Legacy clustered SQL Server utilized a LooksAlive that performed a lightweight check of the SQL Server process health. The legacy IsAlive connected to SQL Server and executed a simple query.
AlwaysOn flexible failover policy offers a more comprehensive health monitoring model that is configurable. When creating or modifying an availability group, the failure_condition_level property can be set or adjusted. This property supports values of one to five, with one performing the most lightweight checks up to five which includes more comprehensive internal SQL Server health monitoring.
For more information on availability group flexible failover policy settings, see ‘Flexible Failover Policy for Automatic Failover of an Availability Group (SQL Server)’
The following discussion gives greater detail on the implementation of Windows cluster LooksAlive and IsAlive by SQL Server 2012 AlwaysOn failover cluster instance (SQLFCI) and availability groups.
Implementation of health monitoring Using LooksAlive and IsAlive
Once an availability group is created, the host process of the SQL resource DLL sets up health monitoring with SQL Server and begins periodic LooksAlive and IsAlive operations to satisfy health monitoring.
- The SQL resource DLL initiates the lease thread which begins communicating with a dedicated thread in SQL Server.
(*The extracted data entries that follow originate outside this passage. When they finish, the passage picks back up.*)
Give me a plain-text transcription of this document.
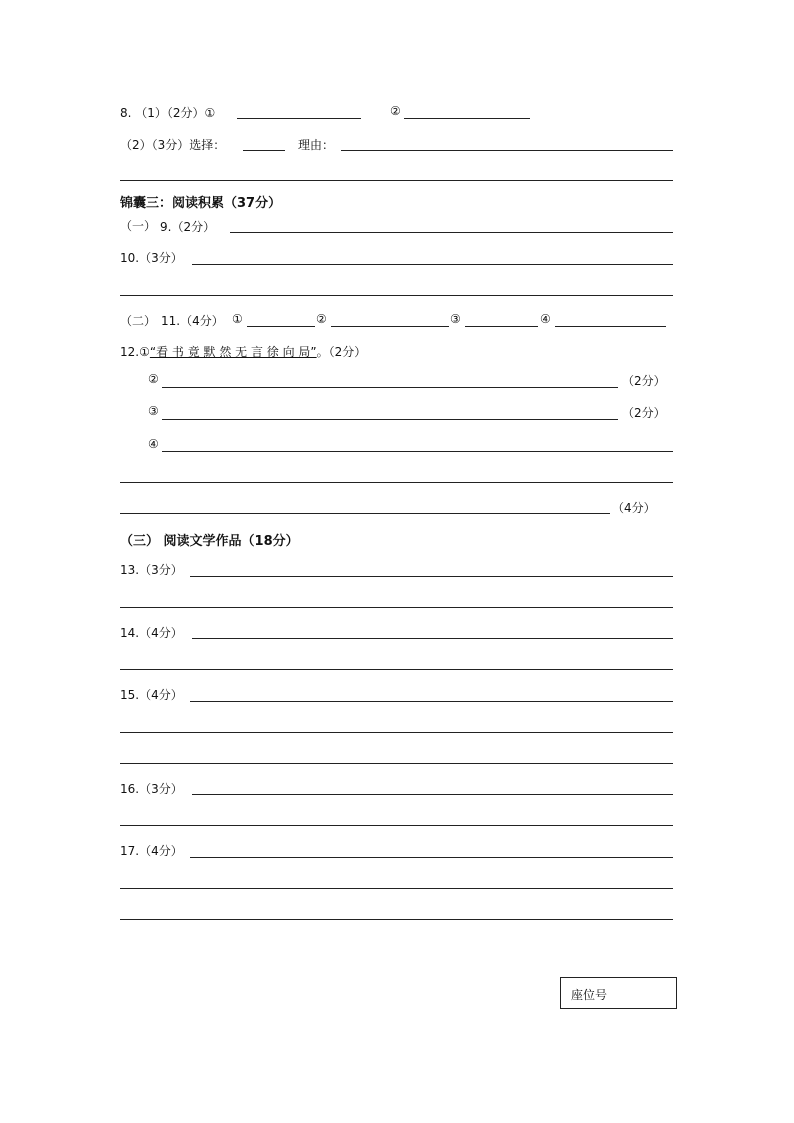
8. （1）（2分）①	②
（2）（3分）选择：	理由：
锦囊三：阅读积累（37分）
（一） 9.（2分）
10.（3分）
（二） 11.（4分） ①	②	③	④
12.①“看 书 竟 默 然 无 言 徐 向 局”。（2分）
②	（2分）
③	（2分）
④
（4分）
（三） 阅读文学作品（18分）
13.（3分）
14.（4分）
15.（4分）
16.（3分）
17.（4分）
座位号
For more information on the lease mechanism, see ‘How It Works: SQL Server AlwaysOn Lease Timeout’
The resource DLL establishes an ODBC connection and begins receiving the results of sp_server_diagnostics at a pace of 1/3 the availability group’s HEALTH_CHECK_TIMEOUT setting.
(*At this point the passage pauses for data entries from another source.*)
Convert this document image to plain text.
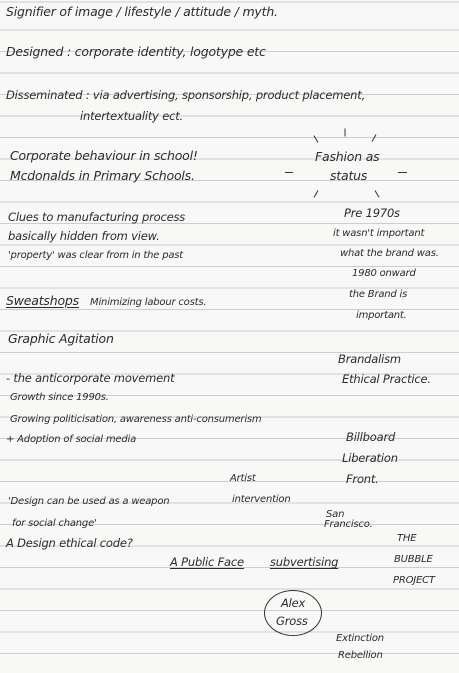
Signifier of image / lifestyle / attitude / myth.
Designed : corporate identity, logotype etc
Disseminated : via advertising, sponsorship, product placement,
intertextuality ect.
Corporate behaviour in school!
Mcdonalds in Primary Schools.
Fashion as
status
Clues to manufacturing process
basically hidden from view.
'property' was clear from in the past
Pre 1970s
it wasn't important
what the brand was.
1980 onward
the Brand is
important.
Sweatshops Minimizing labour costs.
Graphic Agitation
Brandalism
Ethical Practice.
- the anticorporate movement
Growth since 1990s.
Growing politicisation, awareness anti-consumerism
+ Adoption of social media	Billboard
Liberation
Front.
Artist
intervention
'Design can be used as a weapon
for social change'
San
Francisco.
A Design ethical code?	THE
BUBBLE
PROJECT
A Public Face subvertising
Alex
Gross
Extinction
Rebellion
The Resource DLL begins health monitoring. In SQL Server 2012, LooksAlive and IsAlive perform identical checks to monitor SQL Server instance health.
Under normal operating conditions, LooksAlive executes every second, checking the health of SQL Server based on the availability group resouce’s failure_condition_level
- Under normal operating conditions, IsAlive executes every minute, checking the health of SQL Server based on the availability group resouce’s failure_condition_level.
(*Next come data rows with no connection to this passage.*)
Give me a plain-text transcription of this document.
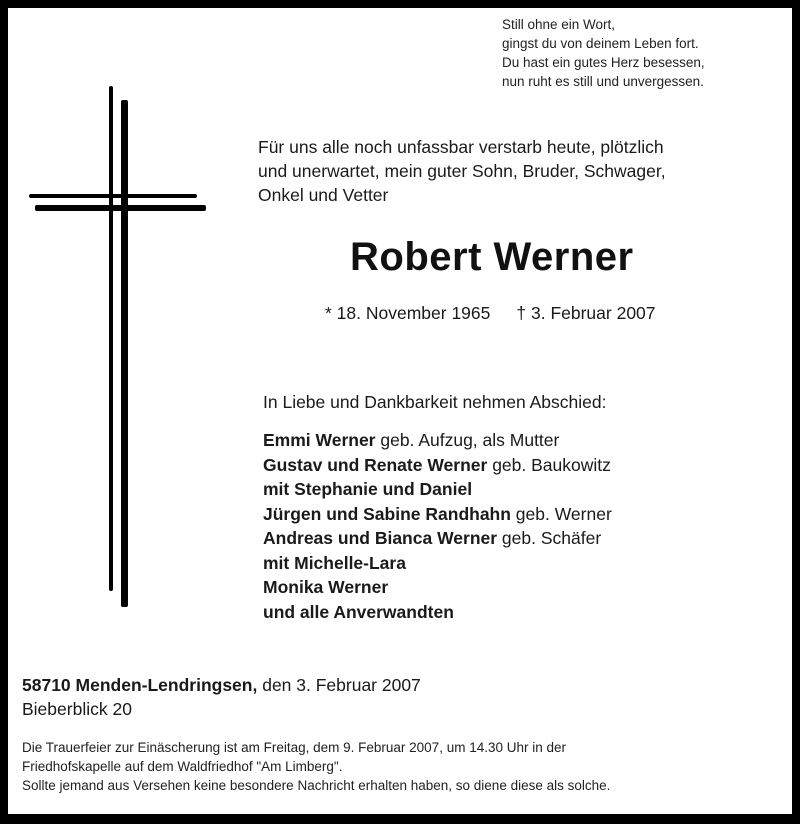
Still ohne ein Wort,
gingst du von deinem Leben fort.
Du hast ein gutes Herz besessen,
nun ruht es still und unvergessen.
Für uns alle noch unfassbar verstarb heute, plötzlich
und unerwartet, mein guter Sohn, Bruder, Schwager,
Onkel und Vetter
Robert Werner
* 18. November 1965 † 3. Februar 2007
In Liebe und Dankbarkeit nehmen Abschied:
Emmi Werner geb. Aufzug, als Mutter
Gustav und Renate Werner geb. Baukowitz
mit Stephanie und Daniel
Jürgen und Sabine Randhahn geb. Werner
Andreas und Bianca Werner geb. Schäfer
mit Michelle-Lara
Monika Werner
und alle Anverwandten
58710 Menden-Lendringsen, den 3. Februar 2007
Bieberblick 20
Die Trauerfeier zur Einäscherung ist am Freitag, dem 9. Februar 2007, um 14.30 Uhr in der
Friedhofskapelle auf dem Waldfriedhof "Am Limberg".
Sollte jemand aus Versehen keine besondere Nachricht erhalten haben, so diene diese als solche.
The following describes the algorithm used by LooksAlive and IsAlive to detect SQL Server instance health.
1 The health monitoring cannot be disabled. Therefore, health check will always perform the checks associated with failure_condition_level=1 and at minimum, does the following:
Check the SQL Server process is running by performing a query service state operation.
Check the health of the lease mechanism.
2 If failure_condition_level is 2 or greater, in addition to the checks above:
Check that the last result set of sp_server_diagnostics was received within the time period defined by the availability group’s HEALTH_CHECK_TIMEOUT.
3 If failure_condition_level is 3 or greater, , in addition to the checks above:
Check the system component results returned from the last sp_server_diagnostics result set for error condition.
4 If failure_condition_level is 4 or greater, , in addition to the checks above:
Check the resource component results returned from the last sp_server_diagnostics result set for error condition.
5 If failure_condition_level is 5, in addition to the checks in above:
Check the query_processing component results returned from the last sp_server_diagnostics result set for error condition.
- If you create an availability group and do not specify the failure_condition_level explicitly, the failure_condition_level is set to 3.
- A failure_condition_level of 2 most resembles the legacy LooksAlive and IsAlive health monitoring settings for detecting failure.
- If you have more than one availability group hosted in a SQL Server instance the effective HEALTH_CHECK_TIMEOUT is the least of the configured values of the three availability groups.